Indeed 2018 itself will likely be remembered as the year when the digital disruptors truly entered the playing field of high ticket rights.
With Amazon being granted exclusive broadcasting rights for 20 FA Premier League matches per year during the period 2019-22, to Eleven Sports' acquisition of La Liga and Serie A games in the UK, to DAZN's partnership with Matchroom Boxing for its extensive catalogue of events broadcast on the live sports streaming service in the USA and Europe (no UK), the sports media rights space is truly in a state of flux.
But what is driving such trends? As far as this author sees it, there are three reasons:
- Novel ideas of content providers;
- Innovation in technology; and
- Diversification of the means by which viewers consume content allows traditional and digital platforms to bring new offerings to rights holders and viewers.
By way of example of a novel idea, Amazon have adopted an innovative approach to tailored advertising in respect of its broadcast of NFL games –advertising partners have been provided with custom research detailing how consumers reacted to particular advertisements and whether such advertising activity led to purchases on Amazon. Between that advertising revenue generated and Amazon's primary focus on online retail, it would need relatively few new customers signing up to the Amazon Prime annual fee to recoup its FA Premier League rights investment.

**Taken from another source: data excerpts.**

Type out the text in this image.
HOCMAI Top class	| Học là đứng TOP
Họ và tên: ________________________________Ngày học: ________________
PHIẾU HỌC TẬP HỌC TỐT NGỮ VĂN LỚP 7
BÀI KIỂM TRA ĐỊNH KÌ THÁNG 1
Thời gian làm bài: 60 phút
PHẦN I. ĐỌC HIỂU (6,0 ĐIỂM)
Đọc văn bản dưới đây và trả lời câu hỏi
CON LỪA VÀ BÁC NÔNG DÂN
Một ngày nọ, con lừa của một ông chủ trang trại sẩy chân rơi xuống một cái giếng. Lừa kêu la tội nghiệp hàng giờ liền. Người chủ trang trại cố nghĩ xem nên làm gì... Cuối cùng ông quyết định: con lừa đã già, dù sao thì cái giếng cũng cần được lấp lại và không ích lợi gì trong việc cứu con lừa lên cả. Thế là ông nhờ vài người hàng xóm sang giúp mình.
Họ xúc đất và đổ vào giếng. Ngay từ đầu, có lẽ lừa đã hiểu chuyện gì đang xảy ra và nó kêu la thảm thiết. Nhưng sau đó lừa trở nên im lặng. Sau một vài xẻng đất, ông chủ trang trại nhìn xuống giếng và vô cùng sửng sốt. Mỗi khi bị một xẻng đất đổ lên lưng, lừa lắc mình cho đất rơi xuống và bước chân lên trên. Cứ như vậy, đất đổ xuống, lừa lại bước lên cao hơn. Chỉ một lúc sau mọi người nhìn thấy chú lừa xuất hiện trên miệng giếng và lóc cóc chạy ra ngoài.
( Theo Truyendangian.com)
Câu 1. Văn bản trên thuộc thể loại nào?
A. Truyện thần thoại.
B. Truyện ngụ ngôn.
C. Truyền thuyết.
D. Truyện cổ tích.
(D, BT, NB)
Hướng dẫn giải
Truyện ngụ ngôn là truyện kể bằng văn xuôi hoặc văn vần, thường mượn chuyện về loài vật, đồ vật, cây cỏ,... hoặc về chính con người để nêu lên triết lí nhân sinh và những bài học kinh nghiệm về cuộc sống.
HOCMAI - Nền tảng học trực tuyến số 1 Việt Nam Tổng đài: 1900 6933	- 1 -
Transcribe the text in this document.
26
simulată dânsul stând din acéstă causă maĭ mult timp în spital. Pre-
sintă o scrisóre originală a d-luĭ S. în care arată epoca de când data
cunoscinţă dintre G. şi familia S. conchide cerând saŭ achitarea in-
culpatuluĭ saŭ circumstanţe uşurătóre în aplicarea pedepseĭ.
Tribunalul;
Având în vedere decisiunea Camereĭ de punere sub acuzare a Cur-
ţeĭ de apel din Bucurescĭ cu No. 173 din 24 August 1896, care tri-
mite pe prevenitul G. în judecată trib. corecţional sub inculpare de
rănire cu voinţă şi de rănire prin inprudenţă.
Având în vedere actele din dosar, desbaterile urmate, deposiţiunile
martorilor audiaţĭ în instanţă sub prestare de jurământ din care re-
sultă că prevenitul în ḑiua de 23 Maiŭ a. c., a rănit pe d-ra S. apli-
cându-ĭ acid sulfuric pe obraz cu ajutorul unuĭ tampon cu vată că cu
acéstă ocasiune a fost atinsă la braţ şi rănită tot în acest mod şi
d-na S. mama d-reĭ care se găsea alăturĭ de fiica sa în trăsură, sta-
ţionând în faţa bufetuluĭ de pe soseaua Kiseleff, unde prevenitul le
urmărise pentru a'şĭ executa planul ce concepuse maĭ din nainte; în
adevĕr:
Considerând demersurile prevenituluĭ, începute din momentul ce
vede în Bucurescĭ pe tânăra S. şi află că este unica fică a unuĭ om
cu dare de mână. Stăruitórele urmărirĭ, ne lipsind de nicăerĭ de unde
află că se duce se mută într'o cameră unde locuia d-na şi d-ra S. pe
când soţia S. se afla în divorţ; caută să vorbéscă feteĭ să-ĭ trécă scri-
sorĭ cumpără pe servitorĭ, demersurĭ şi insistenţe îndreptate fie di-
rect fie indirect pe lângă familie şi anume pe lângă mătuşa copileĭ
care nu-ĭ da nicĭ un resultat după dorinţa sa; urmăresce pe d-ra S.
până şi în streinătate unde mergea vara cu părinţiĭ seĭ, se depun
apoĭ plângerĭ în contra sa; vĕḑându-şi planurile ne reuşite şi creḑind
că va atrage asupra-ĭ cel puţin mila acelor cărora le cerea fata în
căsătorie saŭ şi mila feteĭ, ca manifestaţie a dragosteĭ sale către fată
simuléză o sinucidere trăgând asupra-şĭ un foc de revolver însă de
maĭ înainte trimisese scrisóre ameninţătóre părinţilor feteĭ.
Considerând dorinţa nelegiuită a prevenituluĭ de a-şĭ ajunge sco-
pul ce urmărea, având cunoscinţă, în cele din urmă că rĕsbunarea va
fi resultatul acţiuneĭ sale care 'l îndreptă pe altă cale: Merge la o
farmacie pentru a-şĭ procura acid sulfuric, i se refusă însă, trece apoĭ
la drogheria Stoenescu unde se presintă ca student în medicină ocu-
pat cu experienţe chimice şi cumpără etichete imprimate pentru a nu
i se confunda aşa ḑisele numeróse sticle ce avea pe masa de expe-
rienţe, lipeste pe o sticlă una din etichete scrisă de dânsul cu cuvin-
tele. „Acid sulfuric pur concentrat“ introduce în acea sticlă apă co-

In relation to new technology, drone like cameras enable viewers to experience sport from different angles and plays. The success of NBC's SkyCam throughout the recent NFL season is testament to how such equipment (often cheaper than the fixed camera equipment) has changed and will continue to change consumers' viewing perspective of all sports.
Finally, in relation to consumption of content generally, the focus on mobile consumption continues to grow. With increasing numbers of people owning smartphones and the consumption of content by millennials focussing predominantly on mobile, it is no surprise there is an emphasis in this space.
However, whilst the mobile viewing experience is continuing to improve, there is still room to augment mobile content presentation. For example, improving lag times, presenting in horizontal format for a better perspective of play and generally improving the crispness of the broadcast. Until AR and VR have a year like the digital players have had in 2018 and completely transform the market, I expect a major improvement in sports consumption on mobiles in 2019.